Mining data from ChemRxiv

1.2. Mining data from ChemRxiv#

There are multiple datasets available which are open for data mining.
To download full text documents from open access databases the paperscraper tool can be used.

As an example, here we download full text articles from ChemRxiv on the topic of ‘buchwald-hartwig coupling’, but this tool allows to download any open-source articles.

Warning

Downloading the whole Chemrxiv paper dump could take some time.

import matextract  # noqa: F401

from paperscraper.get_dumps import chemrxiv

# Download of the ChemRxiv paper dump
chemrxiv(save_path="chemrxiv_2020-11-10.jsonl")

Tip

Depending on the keywords one could find many or even none articles. In order to find some articles one maybe has to redefine those keywords to more general ones.

from paperscraper.xrxiv.xrxiv_query import XRXivQuery
from paperscraper.pdf import save_pdf_from_dump
import pandas as pd

df = pd.read_json("./chemrxiv_2020-11-10.jsonl", lines=True)

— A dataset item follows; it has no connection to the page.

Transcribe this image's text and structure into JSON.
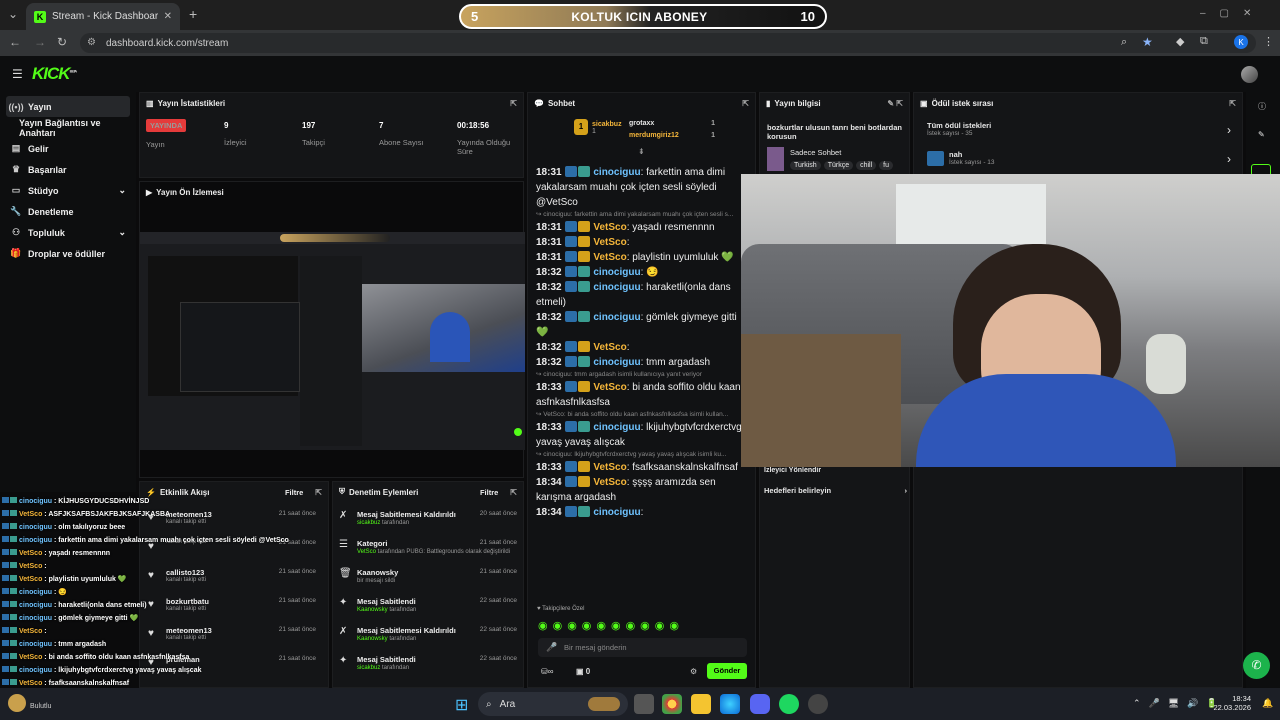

# define keywords for the paper search
synthesis = ["synthesis"]
reaction = ["buchwald-hartwig"]

# combine keywords using "AND" logic, i.e. search for papers that contain both keywords
query = [synthesis, reaction]

# start searching for relevant papers in the ChemRxiv dump
querier = XRXivQuery("./chemrxiv_2020-11-10.jsonl")
querier.search_keywords(
    query, output_filepath="buchwald-hartwig_coupling_ChemRxiv.jsonl"
)

# Save PDFs in current folder and name the files by their DOI
save_pdf_from_dump(
    "./buchwald-hartwig_coupling_ChemRxiv.jsonl", pdf_path="./PDFs", key_to_save="doi"
)

Important

Data annotation is inevitable!

To evaluate the data extraction and find the best hyperparameters one must have a test and validation set. Annotating at least a small part of the obtained article dataset is crucial.

For further steps in the data extraction process, annotated data is needed to evaluate the extraction pipeline. For this, one could use an annotation tool like doccano, which is shown in the following data annotation notebook.